2.Chest radiograph—used to assess for aspiration in patients who have been vomiting.

3.Ultrasound.

4.Endoscopy.

5.CT:

a.Significant findings include increased thickening of bowel wall greater than 3 mm, mesenteric edema, abdominal ascites, and submucosal edema or hemorrhage.

b.Target sign, whirl sign, and venous cut-off sign are all radiological findings suggestive of specific etiology.

6.Magnetic resonance (MR) enterography is useful with low-grade bowel obstruction is suspected.

Differential Diagnoses

A.Bowel obstruction:

1.Small bowel obstruction—most common etiologies is adhesions, hernias, and malignancy.

2.Large bowel obstruction—most common etiologies are tumor, adhesions, and volvulus.

B.Nonobstructive motility disorder:

1.Paralytic ileus.

2.Pseudo-obstruction.

C.Constipation.

D.Fecal impaction.

E.Porphyria.

F.Lead poisoning.

Plan

Treatment depends on the location and severity of the obstruction.

A.Patients with suspected bowel obstruction should be kept NPO to avoid gastric distention.

B.The crampy abdominal pain of bowel obstruction does not generally respond to pharmacologic therapy.
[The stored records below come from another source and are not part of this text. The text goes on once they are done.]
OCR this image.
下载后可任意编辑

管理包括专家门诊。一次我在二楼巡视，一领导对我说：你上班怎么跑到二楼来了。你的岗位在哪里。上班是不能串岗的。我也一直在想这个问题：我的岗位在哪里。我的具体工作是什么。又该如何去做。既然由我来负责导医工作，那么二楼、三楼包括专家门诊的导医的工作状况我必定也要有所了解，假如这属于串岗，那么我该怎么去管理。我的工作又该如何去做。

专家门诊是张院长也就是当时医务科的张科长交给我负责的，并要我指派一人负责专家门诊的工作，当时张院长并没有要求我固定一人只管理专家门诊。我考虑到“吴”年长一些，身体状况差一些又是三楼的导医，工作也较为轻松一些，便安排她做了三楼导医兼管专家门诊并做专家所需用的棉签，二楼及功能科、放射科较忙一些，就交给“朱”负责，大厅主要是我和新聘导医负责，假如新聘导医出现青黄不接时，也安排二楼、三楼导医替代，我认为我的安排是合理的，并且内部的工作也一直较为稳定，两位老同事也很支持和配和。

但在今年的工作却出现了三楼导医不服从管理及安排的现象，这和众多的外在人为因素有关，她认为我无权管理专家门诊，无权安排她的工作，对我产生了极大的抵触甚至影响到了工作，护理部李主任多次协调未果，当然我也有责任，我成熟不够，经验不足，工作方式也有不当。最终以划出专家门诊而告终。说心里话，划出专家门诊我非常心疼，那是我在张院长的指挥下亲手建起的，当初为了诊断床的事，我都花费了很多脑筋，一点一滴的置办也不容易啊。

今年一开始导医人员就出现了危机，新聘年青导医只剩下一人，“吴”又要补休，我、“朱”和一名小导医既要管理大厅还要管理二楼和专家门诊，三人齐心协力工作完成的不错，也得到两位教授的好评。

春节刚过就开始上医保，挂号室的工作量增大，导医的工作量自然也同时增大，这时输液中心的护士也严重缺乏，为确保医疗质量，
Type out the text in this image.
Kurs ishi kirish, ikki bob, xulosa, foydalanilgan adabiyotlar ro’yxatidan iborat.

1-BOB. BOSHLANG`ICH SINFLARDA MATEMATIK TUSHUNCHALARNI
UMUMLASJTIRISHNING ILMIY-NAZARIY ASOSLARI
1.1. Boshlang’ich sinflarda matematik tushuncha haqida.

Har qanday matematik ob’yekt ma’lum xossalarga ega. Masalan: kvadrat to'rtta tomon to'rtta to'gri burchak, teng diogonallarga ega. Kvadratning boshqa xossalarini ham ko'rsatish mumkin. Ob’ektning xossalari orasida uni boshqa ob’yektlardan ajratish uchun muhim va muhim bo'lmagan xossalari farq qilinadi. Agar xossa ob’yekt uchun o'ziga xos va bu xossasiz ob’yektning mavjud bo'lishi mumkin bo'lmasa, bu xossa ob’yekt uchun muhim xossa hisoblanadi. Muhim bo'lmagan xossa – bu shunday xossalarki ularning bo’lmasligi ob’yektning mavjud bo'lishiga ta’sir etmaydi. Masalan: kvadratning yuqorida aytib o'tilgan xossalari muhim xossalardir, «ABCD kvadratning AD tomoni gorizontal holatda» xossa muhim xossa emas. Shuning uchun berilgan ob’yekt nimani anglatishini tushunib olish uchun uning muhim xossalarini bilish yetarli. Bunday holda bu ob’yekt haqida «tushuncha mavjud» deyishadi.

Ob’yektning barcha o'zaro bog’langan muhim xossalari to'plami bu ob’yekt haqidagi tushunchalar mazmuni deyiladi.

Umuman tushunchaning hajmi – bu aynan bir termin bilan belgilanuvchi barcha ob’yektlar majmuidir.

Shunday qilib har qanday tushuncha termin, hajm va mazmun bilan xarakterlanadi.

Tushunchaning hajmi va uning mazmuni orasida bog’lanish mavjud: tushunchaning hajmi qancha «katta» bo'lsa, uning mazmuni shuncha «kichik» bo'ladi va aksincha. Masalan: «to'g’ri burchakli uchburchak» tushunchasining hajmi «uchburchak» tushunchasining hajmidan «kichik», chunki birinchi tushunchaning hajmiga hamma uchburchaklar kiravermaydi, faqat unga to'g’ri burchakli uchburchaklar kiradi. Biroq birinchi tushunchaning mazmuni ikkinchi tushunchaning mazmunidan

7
Use of opioids is discouraged except among cancer patients.

C.There is a subset of patients with partial bowel obstruction who may be managed with medical observation for 12 to 24 hours by a specialist or surgeon. Pharmaceutical therapy: Treatment depends on the findings from the history, physical, and testing, as well as the clinical diagnosis.

Follow-Up

A.Variable, depending on diagnosis.

Emergent Issues/Instructions

A.All patients identified as having a complete bowel obstruction should be admitted to the hospital for consideration of surgical exploration.

B.Without treatment, abdominal pain can increase as a result of bowel perforation and ischemia.

Consultations

A.Surgical consult.

B.Depending on the urgency, consult with a gastroenterologist.

Individual Considerations

A.Geriatrics:

1.Signs of dehydration include confusion, muscle weakness, fever, dizziness, poor skin turgor, hypotension, and tachycardia.

2.Delirium is a common early sign of acute illness or infection in the elderly. It is more common in patients with existing cognitive impairment. At a minimum, patients and family should be asked if the patient has experienced episodes of altered mental status:

a.The Brief Confusion Assessment Method (bCAM) is a well-documented assessment for delirium. It is available at www.mnhospitals.org/Portals/0/Documents/ptsafety/LEAPT%20Delirium/HELP%20Program%20CAM%20Flowsheet.pdf.

3.Elderly patients have a diminished sensorium, allowing pathology to advance to a dangerous point prior to symptom development:

a.The level of pain is much less severe at presentation and continues to be at a lower level of pain.

b.The elderly may present with altered mental status. Cognitive impairment can make assessment and diagnosis of pain more difficult. For dementia or non-communicative patients the American Medical Directors Association has endorsed the Pain Assessment in Advanced Dementia (PAINAD) Scale, which scores the following items:

i.Breathing: Examples include normal, labored, hyperventilation.